Massachusetts senator John F. Kennedy defeated Senator Wayne Morse in the Oregon presidential primary. Morse had formally entered the presidential race on December 23, 1959, despite repeated assurances that he did not plan to run. After Morse's supporters circulated statewide petitions to get Morse on the ballot, Morse declared he could not ignore the will of the electorate.
Senator Wayne Morse cast one of the two votes (along with Alaska senator Ernest Gruening) against the Gulf of Tonkin Resolution, and became one of the most vocal opponents of the Vietnam War. The vote in the House was unanimously in favor of the resolution. Although its sponsors insisted that it was not a declaration of war, President Lyndon B. Johnson used the resolution to support an escalation of American combat in Vietnam.
Senator Maurine Neuberger won Senate support, by a vote of 72 to 5, for a law requiring all cigarette packs to carry health warning labels.
Just as Senator Wayne Morse began one of his "five o'clock shadow" speeches, Maryland senator Daniel Brewster, who was presiding, interrupted and abruptly adjourned the Senate in order to attend a dinner engagement. The following day, Senator Brewster apologized profusely, explaining that his promised relief had not appeared as scheduled. Senator Morse accepted the apology and completed his speech that evening.
Mark Hatfield of Salem delayed taking his Senate seat until this day and waived compensation for the period from January 3 to 9, so that he could complete his term as governor of Oregon.
By a vote of 55 to 39 the Senate defeated the McGovern-Hatfield Amendment, cosponsored by Senators George McGovern (D-SD) and Mark Hatfield, to withdraw all U.S. troops from the Vietnam War by the end of 1971.
Former senator Wayne Morse died while campaigning against Senator Robert Packwood of Portland. Morse had been defeated for reelection in 1968 by Packwood and in 1972 had lost an election campaign for Oregon’s other Senate seat against Mark Hatfield.
Senator Robert Packwood was elected chairman of the National Republican Senatorial Committee by the Republican Conference. He held that position until 1979, when he was elected chairman of the Republican Conference, defeating James McClure of Idaho by a vote of 22 to 19. In 1981 he returned as chairman of the National Republican Senatorial Committee, where he served until 1983, after he had been defeated in his re-election attempt for that post by Richard Lugar of Indiana.

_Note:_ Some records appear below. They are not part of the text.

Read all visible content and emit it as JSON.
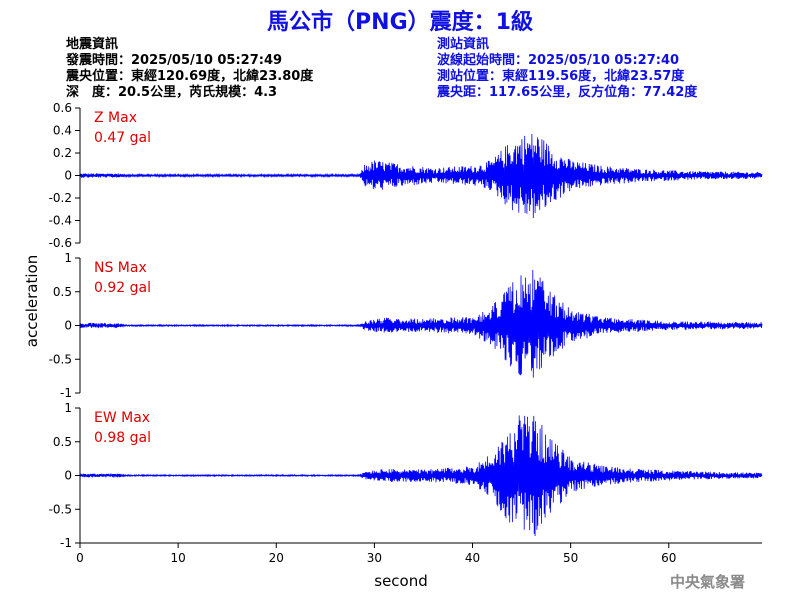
{
  "title": "馬公市（PNG）震度：1級",
  "quake_info": {
    "heading": "地震資訊",
    "origin_time": "發震時間：2025/05/10 05:27:49",
    "epicenter": "震央位置：東經120.69度，北緯23.80度",
    "depth_magnitude": "深　度：20.5公里，芮氏規模：4.3"
  },
  "station_info": {
    "heading": "測站資訊",
    "wave_start": "波線起始時間：2025/05/10 05:27:40",
    "location": "測站位置：東經119.56度，北緯23.57度",
    "distance": "震央距：117.65公里，反方位角：77.42度"
  },
  "agency": "中央氣象署",
  "colors": {
    "title": "#1010e0",
    "trace": "#0000ff",
    "max_label": "#e00000",
    "axis": "#000000"
  },
  "chart_data": {
    "type": "line",
    "xlabel": "second",
    "ylabel": "acceleration",
    "xlim": [
      0,
      69.5
    ],
    "xticks": [
      0,
      10,
      20,
      30,
      40,
      50,
      60
    ],
    "grid": false,
    "panels": [
      {
        "name": "Z",
        "max_label": "Z Max",
        "max_value": "0.47 gal",
        "ylim": [
          -0.6,
          0.6
        ],
        "yticks": [
          0.6,
          0.4,
          0.2,
          0,
          -0.2,
          -0.4,
          -0.6
        ],
        "ytick_labels": [
          "0.6",
          "0.4",
          "0.2",
          "0",
          "-0.2",
          "-0.4",
          "-0.6"
        ],
        "envelope": [
          [
            0,
            0.02
          ],
          [
            4,
            0.02
          ],
          [
            4.5,
            0.01
          ],
          [
            28.5,
            0.01
          ],
          [
            29,
            0.1
          ],
          [
            30,
            0.14
          ],
          [
            33,
            0.1
          ],
          [
            36,
            0.07
          ],
          [
            40,
            0.09
          ],
          [
            42,
            0.14
          ],
          [
            43.5,
            0.28
          ],
          [
            45,
            0.37
          ],
          [
            46.5,
            0.4
          ],
          [
            48,
            0.26
          ],
          [
            50,
            0.14
          ],
          [
            53,
            0.09
          ],
          [
            57,
            0.06
          ],
          [
            62,
            0.04
          ],
          [
            69.5,
            0.03
          ]
        ]
      },
      {
        "name": "NS",
        "max_label": "NS Max",
        "max_value": "0.92 gal",
        "ylim": [
          -1,
          1
        ],
        "yticks": [
          1,
          0.5,
          0,
          -0.5,
          -1
        ],
        "ytick_labels": [
          "1",
          "0.5",
          "0",
          "-0.5",
          "-1"
        ],
        "envelope": [
          [
            0,
            0.04
          ],
          [
            4,
            0.04
          ],
          [
            4.5,
            0.01
          ],
          [
            28.5,
            0.01
          ],
          [
            29,
            0.07
          ],
          [
            31,
            0.12
          ],
          [
            35,
            0.1
          ],
          [
            40,
            0.14
          ],
          [
            42,
            0.3
          ],
          [
            43.5,
            0.55
          ],
          [
            45,
            0.78
          ],
          [
            46.5,
            0.85
          ],
          [
            48,
            0.5
          ],
          [
            50,
            0.25
          ],
          [
            53,
            0.14
          ],
          [
            58,
            0.08
          ],
          [
            63,
            0.06
          ],
          [
            69.5,
            0.05
          ]
        ]
      },
      {
        "name": "EW",
        "max_label": "EW Max",
        "max_value": "0.98 gal",
        "ylim": [
          -1,
          1
        ],
        "yticks": [
          1,
          0.5,
          0,
          -0.5,
          -1
        ],
        "ytick_labels": [
          "1",
          "0.5",
          "0",
          "-0.5",
          "-1"
        ],
        "envelope": [
          [
            0,
            0.03
          ],
          [
            4,
            0.03
          ],
          [
            4.5,
            0.01
          ],
          [
            28.5,
            0.01
          ],
          [
            29,
            0.06
          ],
          [
            31,
            0.1
          ],
          [
            35,
            0.09
          ],
          [
            40,
            0.14
          ],
          [
            42,
            0.35
          ],
          [
            43.5,
            0.65
          ],
          [
            45,
            0.95
          ],
          [
            46,
            0.98
          ],
          [
            48,
            0.55
          ],
          [
            50,
            0.28
          ],
          [
            53,
            0.15
          ],
          [
            58,
            0.09
          ],
          [
            63,
            0.06
          ],
          [
            69.5,
            0.04
          ]
        ]
      }
    ]
  }
}
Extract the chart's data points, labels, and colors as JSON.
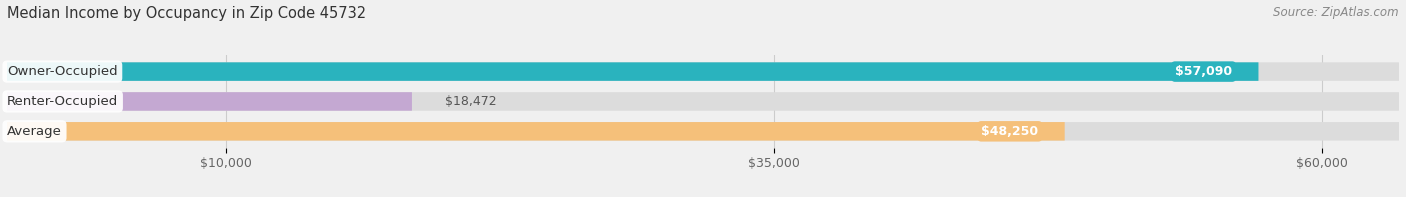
{
  "title": "Median Income by Occupancy in Zip Code 45732",
  "source": "Source: ZipAtlas.com",
  "categories": [
    "Owner-Occupied",
    "Renter-Occupied",
    "Average"
  ],
  "values": [
    57090,
    18472,
    48250
  ],
  "bar_colors": [
    "#2ab3be",
    "#c4a8d2",
    "#f5c07a"
  ],
  "value_labels": [
    "$57,090",
    "$18,472",
    "$48,250"
  ],
  "x_ticks": [
    10000,
    35000,
    60000
  ],
  "x_tick_labels": [
    "$10,000",
    "$35,000",
    "$60,000"
  ],
  "xlim_max": 63500,
  "background_color": "#f0f0f0",
  "bar_background_color": "#dcdcdc",
  "title_fontsize": 10.5,
  "source_fontsize": 8.5,
  "label_fontsize": 9.5,
  "value_fontsize": 9,
  "tick_fontsize": 9
}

Senator Robert Packwood became chairman of the Committee on Commerce, Science, and Transportation, serving until 1985, when he became chairman of the Committee on Finance. He held that position until 1987, and again in 1995. As chairman he oversaw a sweeping revision of the U.S. tax code in the Tax Reform Act of 1986.
Senator Mark Hatfield dramatically cast the deciding vote against the proposed Balanced Budget Amendment, which had already passed the House and had the support of almost two-thirds of the Senate. Hatfield cast his vote on principle, because he considered the amendment a "procedural gimmick." Republican Leader Bob Dole declined to accept his offer to resign from the Senate to allow the amendment to pass.
Senator Robert Packwood resigned from the Senate following charges of sexual misconduct. On September 6, The Senate Select Committee on Ethics had voted unanimously that the Senate expel him both because of his conduct and his efforts to obstruct the committee's investigation. Two days later Packwood announced his resignation, effective October 1.
Senator Ronald L. Wyden of Portland won the first Senate election conducted by mail-in ballot. He was sworn into office on February 5, 1996.